Fluke: measuring with the current clamp:
With the oscilloscope, only voltages can be measured. Even when measuring with a current clamp, the oscilloscope will receive a voltage from the current clamp. This paragraph explains how to measure with the current clamp. To understand it better, here is an example using the multimeter.

The current clamp can also be used with a multimeter. Inside the current clamp is a Hall sensor which measures the magnetic field running through the jaws of the current clamp. This magnetic field is converted into a voltage of up to 5 volts.

Where the multimeter’s internal fuse can fail at currents above 10 Amps, the current clamp can measure currents of hundreds of Amps. The voltage the current clamp transmits is 100 times less than the actual current due to the conversion factor of 10 mV/A, which is also noted on the current clamp.
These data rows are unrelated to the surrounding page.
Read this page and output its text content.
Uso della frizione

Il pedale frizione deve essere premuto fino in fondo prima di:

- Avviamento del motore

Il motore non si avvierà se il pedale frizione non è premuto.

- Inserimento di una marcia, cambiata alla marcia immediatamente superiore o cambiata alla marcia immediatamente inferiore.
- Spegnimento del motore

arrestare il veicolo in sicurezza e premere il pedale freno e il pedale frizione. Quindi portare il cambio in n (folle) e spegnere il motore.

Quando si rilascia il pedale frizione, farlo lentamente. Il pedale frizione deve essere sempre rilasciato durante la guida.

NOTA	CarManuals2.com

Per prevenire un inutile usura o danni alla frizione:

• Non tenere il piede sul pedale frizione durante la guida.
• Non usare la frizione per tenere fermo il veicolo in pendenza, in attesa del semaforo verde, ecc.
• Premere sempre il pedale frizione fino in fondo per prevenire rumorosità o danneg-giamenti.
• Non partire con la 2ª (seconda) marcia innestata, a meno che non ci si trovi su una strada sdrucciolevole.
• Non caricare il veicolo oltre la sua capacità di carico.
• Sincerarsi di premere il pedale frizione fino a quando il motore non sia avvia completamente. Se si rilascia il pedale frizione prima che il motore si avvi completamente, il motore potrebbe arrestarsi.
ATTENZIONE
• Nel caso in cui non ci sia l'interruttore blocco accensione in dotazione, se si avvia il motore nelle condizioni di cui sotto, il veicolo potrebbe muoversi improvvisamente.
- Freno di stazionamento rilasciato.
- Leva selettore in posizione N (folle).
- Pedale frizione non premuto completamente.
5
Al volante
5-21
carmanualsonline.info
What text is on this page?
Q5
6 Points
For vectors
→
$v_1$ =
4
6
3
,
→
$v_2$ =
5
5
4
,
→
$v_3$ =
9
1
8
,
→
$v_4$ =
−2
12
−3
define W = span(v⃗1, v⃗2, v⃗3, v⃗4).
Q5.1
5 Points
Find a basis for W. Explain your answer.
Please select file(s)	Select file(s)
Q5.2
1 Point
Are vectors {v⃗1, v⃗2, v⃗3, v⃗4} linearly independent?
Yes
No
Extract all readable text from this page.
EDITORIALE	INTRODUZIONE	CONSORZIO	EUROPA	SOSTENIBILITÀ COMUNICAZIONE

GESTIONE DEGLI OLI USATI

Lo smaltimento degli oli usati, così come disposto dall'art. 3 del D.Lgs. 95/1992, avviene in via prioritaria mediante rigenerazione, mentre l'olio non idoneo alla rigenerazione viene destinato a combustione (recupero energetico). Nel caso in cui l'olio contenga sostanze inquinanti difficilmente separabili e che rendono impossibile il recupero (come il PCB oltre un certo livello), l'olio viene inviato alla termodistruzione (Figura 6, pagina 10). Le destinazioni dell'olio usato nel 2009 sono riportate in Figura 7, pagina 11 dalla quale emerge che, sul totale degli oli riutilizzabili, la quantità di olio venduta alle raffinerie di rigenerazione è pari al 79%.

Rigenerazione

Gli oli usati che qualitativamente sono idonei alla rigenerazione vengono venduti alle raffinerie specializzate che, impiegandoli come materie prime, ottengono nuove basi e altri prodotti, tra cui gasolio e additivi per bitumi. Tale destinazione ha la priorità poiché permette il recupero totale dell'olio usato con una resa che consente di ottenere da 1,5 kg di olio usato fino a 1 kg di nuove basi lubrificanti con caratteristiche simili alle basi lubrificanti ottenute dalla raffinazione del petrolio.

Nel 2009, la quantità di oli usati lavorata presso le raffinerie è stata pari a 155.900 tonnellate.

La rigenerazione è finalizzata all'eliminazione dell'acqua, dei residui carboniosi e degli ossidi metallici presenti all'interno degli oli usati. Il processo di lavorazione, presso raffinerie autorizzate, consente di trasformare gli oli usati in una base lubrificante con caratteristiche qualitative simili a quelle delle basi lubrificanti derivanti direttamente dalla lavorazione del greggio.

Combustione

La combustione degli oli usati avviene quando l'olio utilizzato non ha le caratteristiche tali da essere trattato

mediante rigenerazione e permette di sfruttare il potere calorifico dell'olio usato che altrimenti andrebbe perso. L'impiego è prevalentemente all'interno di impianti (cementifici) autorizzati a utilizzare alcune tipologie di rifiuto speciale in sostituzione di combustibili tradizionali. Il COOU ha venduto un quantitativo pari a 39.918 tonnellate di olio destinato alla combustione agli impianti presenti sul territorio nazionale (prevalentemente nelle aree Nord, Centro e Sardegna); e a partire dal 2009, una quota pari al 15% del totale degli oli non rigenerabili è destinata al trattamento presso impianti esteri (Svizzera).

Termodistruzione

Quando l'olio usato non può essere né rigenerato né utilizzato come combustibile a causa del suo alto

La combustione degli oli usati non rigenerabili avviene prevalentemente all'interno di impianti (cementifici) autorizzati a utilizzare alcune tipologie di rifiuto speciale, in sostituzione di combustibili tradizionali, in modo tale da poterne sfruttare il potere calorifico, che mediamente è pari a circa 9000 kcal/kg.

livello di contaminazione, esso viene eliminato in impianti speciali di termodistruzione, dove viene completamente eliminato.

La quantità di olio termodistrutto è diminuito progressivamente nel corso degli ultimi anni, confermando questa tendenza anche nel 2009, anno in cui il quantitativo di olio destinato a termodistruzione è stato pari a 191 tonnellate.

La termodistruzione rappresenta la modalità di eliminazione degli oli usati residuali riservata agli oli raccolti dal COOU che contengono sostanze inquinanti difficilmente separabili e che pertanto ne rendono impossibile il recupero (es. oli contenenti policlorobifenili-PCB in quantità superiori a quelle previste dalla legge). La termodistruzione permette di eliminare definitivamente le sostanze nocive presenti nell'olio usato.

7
Ensure the current clamp is in the first position and not on 1 mV/A (conversion factor 1000).

When the current clamp is connected to the multimeter’s volt input and the current clamp is switched on and calibrated to the multimeter reads 0 volts, the current clamp can be placed around the sensor or actuator cable. The measured value on the multimeter must be considered with the conversion factor: every millivolt indicated by the multimeter represents 1 Amp.

It’s easy to remember that the read value should be multiplied by 100. For instance, if 0.25 volts is displayed, the actual current is (0.25 * 100) = 25 Amps. If another measurement shows 1.70 volts on the display, the actual current strength is also 100 times higher, thus 170 Amps. In short, the decimal point moves two places to the right.

The previous example was measuring with the multimeter, to make recognizing it with the scope slightly easier. The same current clamp can also be connected to the oscilloscope. The red and black cables of the current clamp should be inserted into channel A (or B) and the COM connection of the clamp.

The oscilloscope is now set to Amps. First, calibrate the current clamp by turning the calibration knob until the oscilloscope reads 0 A.

When the current clamp passes a voltage of 0.050 volts, the oscilloscope automatically multiplies this by the factor of 100 since every 10 mV is actually 1 Amp. The oscilloscope display will then show 5 Amps.

The current clamp is very fast and allows for measuring even the current path of an injector. With the oscilloscope’s two-channel function, channel A can measure the voltage path and channel B can measure the current path. The voltage and current paths are neatly displayed one below the other.